Letter to dvm360: Framing the debate surrounding veterinary accreditation
Lawyer Mark Cushing’s most recent column repeats his unfounded accusations that those critical of the current veterinary accreditation process are elitists who provide no evidence for our position. The fact that we chose to organize on Facebook, the largest, most open communication platform the world has ever known, ought to be proof enough against elitism.
Further, we provided significant “concrete facts or examples of these failings” (AVMA’s inconsistency and lack of transparency) in our post Accreditation Is Broken. This column was available to the executive director of Mr. Cushing’s lobbying firm, Animal Policy Group, well before he published his post. Unlike the legal profession, in the medical profession there is never valid reason to refuse to consider evidence, and one’s failure to consider the evidence doesn’t meant it wasn’t provided.
We believe that what really scares Mr. Cushing and his clients is that we want to reform the existing veterinary medical accreditation system—which is at risk of no longer being federally sanctioned due to an inherent conflict of interest in its structure. Similar structural flaws concerned state attorneys general about the North American Veterinary Licensing Examination in the ’80s. A professional association should not be involved in a national licensing exam. As a result, the AVMA gradually separated the National Board of Veterinary Medical Examiners into a separate agency. This was legally and operationally the proper thing to do. Likewise, a professional association should not be providing accreditation that leads to eligibility for licensure.
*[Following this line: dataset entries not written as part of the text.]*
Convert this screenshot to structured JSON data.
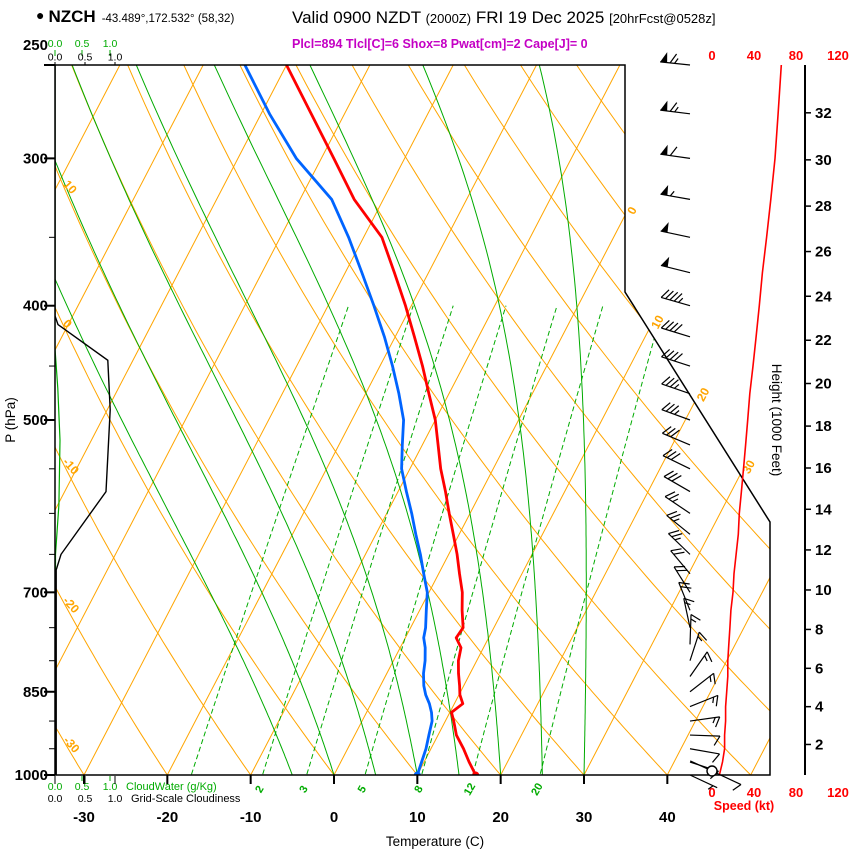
{
  "header": {
    "bullet": "●",
    "station": "NZCH",
    "coords": "-43.489°,172.532° (58,32)",
    "valid_time": "Valid 0900 NZDT",
    "valid_utc": "(2000Z)",
    "valid_date": "FRI 19 Dec 2025",
    "fcst_ref": "[20hrFcst@0528z]",
    "indices": "Plcl=894 Tlcl[C]=6 Shox=8 Pwat[cm]=2 Cape[J]= 0"
  },
  "chart_data": {
    "type": "line",
    "subtype": "skew-t log-p sounding",
    "pressure_axis": {
      "label": "P (hPa)",
      "units": "hPa",
      "range": [
        1000,
        250
      ],
      "major_ticks": [
        250,
        300,
        400,
        500,
        700,
        850,
        1000
      ],
      "minor_ticks": [
        350,
        450,
        550,
        600,
        650,
        750,
        800,
        900,
        950
      ]
    },
    "temperature_axis": {
      "label": "Temperature (C)",
      "units": "C",
      "ticks": [
        -30,
        -20,
        -10,
        0,
        10,
        20,
        30,
        40
      ]
    },
    "height_axis": {
      "label": "Height (1000 Feet)",
      "units": "1000 ft",
      "ticks": [
        2,
        4,
        6,
        8,
        10,
        12,
        14,
        16,
        18,
        20,
        22,
        24,
        26,
        28,
        30,
        32
      ]
    },
    "speed_axis": {
      "label": "Speed (kt)",
      "units": "kt",
      "ticks": [
        0,
        40,
        80,
        120
      ]
    },
    "cloud_axes": {
      "ticks": [
        "0.0",
        "0.5",
        "1.0"
      ],
      "cloudwater_label": "CloudWater (g/Kg)",
      "cloudiness_label": "Grid-Scale Cloudiness"
    },
    "background_lines": {
      "isotherms_c": {
        "min": -70,
        "max": 50,
        "step": 10
      },
      "dry_adiabats_c": {
        "min": -30,
        "max": 140,
        "step": 10
      },
      "dry_adiabat_edge_labels": [
        10,
        0,
        -10,
        -20,
        -30
      ],
      "isotherm_edge_labels": [
        0,
        10,
        20,
        30
      ],
      "mixing_ratio_gkg": [
        1,
        2,
        3,
        5,
        8,
        12,
        20
      ],
      "moist_adiabats_c": [
        -5,
        0,
        5,
        10,
        15,
        20,
        25,
        30
      ]
    },
    "temperature_profile": [
      [
        1000,
        17
      ],
      [
        975,
        15.4
      ],
      [
        950,
        13.9
      ],
      [
        925,
        12.2
      ],
      [
        900,
        11
      ],
      [
        885,
        10.2
      ],
      [
        870,
        11
      ],
      [
        855,
        10.1
      ],
      [
        840,
        9.5
      ],
      [
        820,
        8.6
      ],
      [
        800,
        7.8
      ],
      [
        780,
        7.3
      ],
      [
        765,
        6.1
      ],
      [
        750,
        6.3
      ],
      [
        725,
        5.1
      ],
      [
        700,
        4
      ],
      [
        675,
        2.5
      ],
      [
        650,
        1
      ],
      [
        625,
        -0.7
      ],
      [
        600,
        -2.5
      ],
      [
        575,
        -4.3
      ],
      [
        550,
        -6.3
      ],
      [
        525,
        -8.1
      ],
      [
        500,
        -10
      ],
      [
        475,
        -12.4
      ],
      [
        450,
        -14.9
      ],
      [
        425,
        -17.7
      ],
      [
        400,
        -20.7
      ],
      [
        375,
        -24.1
      ],
      [
        350,
        -27.8
      ],
      [
        325,
        -33.5
      ],
      [
        300,
        -38.5
      ],
      [
        275,
        -44
      ],
      [
        250,
        -50
      ]
    ],
    "dewpoint_profile": [
      [
        1000,
        10
      ],
      [
        975,
        9.7
      ],
      [
        950,
        9.4
      ],
      [
        925,
        8.9
      ],
      [
        900,
        8.4
      ],
      [
        885,
        7.8
      ],
      [
        870,
        7
      ],
      [
        855,
        6
      ],
      [
        840,
        5.2
      ],
      [
        820,
        4.4
      ],
      [
        800,
        3.8
      ],
      [
        780,
        3
      ],
      [
        765,
        2.2
      ],
      [
        750,
        1.8
      ],
      [
        725,
        0.8
      ],
      [
        700,
        -0.2
      ],
      [
        675,
        -1.8
      ],
      [
        650,
        -3.4
      ],
      [
        625,
        -5.2
      ],
      [
        600,
        -7
      ],
      [
        575,
        -9
      ],
      [
        550,
        -11
      ],
      [
        525,
        -12.4
      ],
      [
        500,
        -13.8
      ],
      [
        475,
        -16
      ],
      [
        450,
        -18.5
      ],
      [
        425,
        -21.3
      ],
      [
        400,
        -24.5
      ],
      [
        375,
        -28
      ],
      [
        350,
        -31.8
      ],
      [
        325,
        -36.2
      ],
      [
        300,
        -43
      ],
      [
        275,
        -49
      ],
      [
        250,
        -55
      ]
    ],
    "wind_profile_p_dir_kt": [
      [
        1000,
        115,
        7
      ],
      [
        975,
        108,
        10
      ],
      [
        950,
        100,
        12
      ],
      [
        925,
        92,
        12
      ],
      [
        900,
        82,
        13
      ],
      [
        875,
        68,
        13
      ],
      [
        850,
        52,
        14
      ],
      [
        825,
        35,
        15
      ],
      [
        800,
        18,
        15
      ],
      [
        775,
        2,
        16
      ],
      [
        750,
        348,
        17
      ],
      [
        725,
        338,
        18
      ],
      [
        700,
        328,
        20
      ],
      [
        675,
        320,
        21
      ],
      [
        650,
        314,
        23
      ],
      [
        625,
        309,
        25
      ],
      [
        600,
        304,
        26
      ],
      [
        575,
        300,
        28
      ],
      [
        550,
        296,
        30
      ],
      [
        525,
        293,
        32
      ],
      [
        500,
        290,
        34
      ],
      [
        475,
        289,
        36
      ],
      [
        450,
        288,
        39
      ],
      [
        425,
        287,
        42
      ],
      [
        400,
        286,
        45
      ],
      [
        375,
        284,
        48
      ],
      [
        350,
        282,
        52
      ],
      [
        325,
        280,
        56
      ],
      [
        300,
        278,
        60
      ],
      [
        275,
        277,
        63
      ],
      [
        250,
        276,
        66
      ]
    ],
    "surface_barb": {
      "dir": 115,
      "kt": 10
    },
    "cloudiness_profile_p_frac": [
      [
        1000,
        0.02
      ],
      [
        670,
        0.02
      ],
      [
        650,
        0.1
      ],
      [
        575,
        0.85
      ],
      [
        490,
        0.92
      ],
      [
        445,
        0.88
      ],
      [
        415,
        0.05
      ],
      [
        408,
        0
      ],
      [
        250,
        0
      ]
    ],
    "cloudwater_profile_p_gkg": [
      [
        1000,
        0.01
      ],
      [
        650,
        0.01
      ],
      [
        590,
        0.07
      ],
      [
        520,
        0.09
      ],
      [
        470,
        0.05
      ],
      [
        435,
        0
      ],
      [
        250,
        0
      ]
    ],
    "colors": {
      "grid_orange": "#ffa500",
      "grid_green": "#00ab00",
      "temperature": "#ff0000",
      "dewpoint": "#0064ff",
      "speed": "#ff0000",
      "indices_magenta": "#c400c4",
      "wind_black": "#000000"
    }
  }
}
The AVMA has another opportunity to do the legally and operationally proper thing. If it cannot work with other stakeholders to accomplish this, the change will be forced upon it. The U.S. Department of Education may do so by dropping the Council on Education as a federally recognized accreditor based on the ample evidence provided in third-party comments and oral testimony. The state attorneys general may become involved again by recommending that their respective jurisdictions rescind inappropriate delegation of authority to an inherently compromised accrediting agency.
We thank Mr. Cushing for giving us opportunity to inform our colleagues of the facts at hand, and we invite him and anyone else who’s interested to join the conversation at Under the Microscope.